09 May 2022

Azure DevOps - Deployment Groups Offline

Azure DevOps have disabled communications over TLS 1.0 and 1.1. Is your Deployment Group offline? Here's one quick fix for this.

Azure DevOps and TLS 1.x

As of May 2022, Azure DevOp have disabled communications over TLS 1.0 and 1.1. For deployments and pipelines to work your server needs to not just support TLS 1.2 but also have the right cipher suites enabled.

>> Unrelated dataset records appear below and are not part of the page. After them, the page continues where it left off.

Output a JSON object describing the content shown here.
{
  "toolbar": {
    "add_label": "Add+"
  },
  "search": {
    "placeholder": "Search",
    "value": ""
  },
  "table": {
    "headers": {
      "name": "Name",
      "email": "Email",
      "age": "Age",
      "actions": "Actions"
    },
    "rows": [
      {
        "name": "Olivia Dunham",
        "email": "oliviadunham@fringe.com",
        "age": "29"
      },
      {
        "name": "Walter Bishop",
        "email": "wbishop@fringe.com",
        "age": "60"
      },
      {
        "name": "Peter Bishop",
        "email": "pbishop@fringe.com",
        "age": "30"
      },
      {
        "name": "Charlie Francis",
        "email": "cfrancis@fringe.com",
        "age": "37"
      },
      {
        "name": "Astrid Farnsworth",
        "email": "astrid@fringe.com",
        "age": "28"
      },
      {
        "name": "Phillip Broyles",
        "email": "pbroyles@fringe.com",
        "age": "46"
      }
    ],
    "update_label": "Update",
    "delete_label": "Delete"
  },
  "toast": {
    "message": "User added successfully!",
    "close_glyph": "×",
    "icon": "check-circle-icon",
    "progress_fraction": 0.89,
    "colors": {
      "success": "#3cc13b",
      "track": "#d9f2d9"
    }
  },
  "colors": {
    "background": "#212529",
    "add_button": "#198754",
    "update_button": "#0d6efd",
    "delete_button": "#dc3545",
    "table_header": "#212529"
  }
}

A quick fix if Azure DevOps Deployment Groups go offline due to TLS 1.x

  1. Download IIS Crypto from the Nartac Software portal
  2. Run the IIS Crypto tool
  3. In the “Schannel” tab, ensure that the TLS 1.2 option is checked under Server and Client protocols.
  4. In the “Cipher Suites” tab check if one of the below suites are supported. Source: MS Dev Blogs -
    • TLS_ECDHE_RSA_WITH_AES_256_GCM_SHA384
    • TLS_ECDHE_RSA_WITH_AES_128_GCM_SHA256
    • TLS_DHE_RSA_WITH_AES_256_GCM_SHA384 (*)
    • TLS_DHE_RSA_WITH_AES_128_GCM_SHA256 (*)
  5. If none of the above are checked, pick one (preferably one of the 256 suites).
  6. Reboot to apply changes

Your Deployment groups should be back online after the reboot (if the issue was TLS 1.x relted!)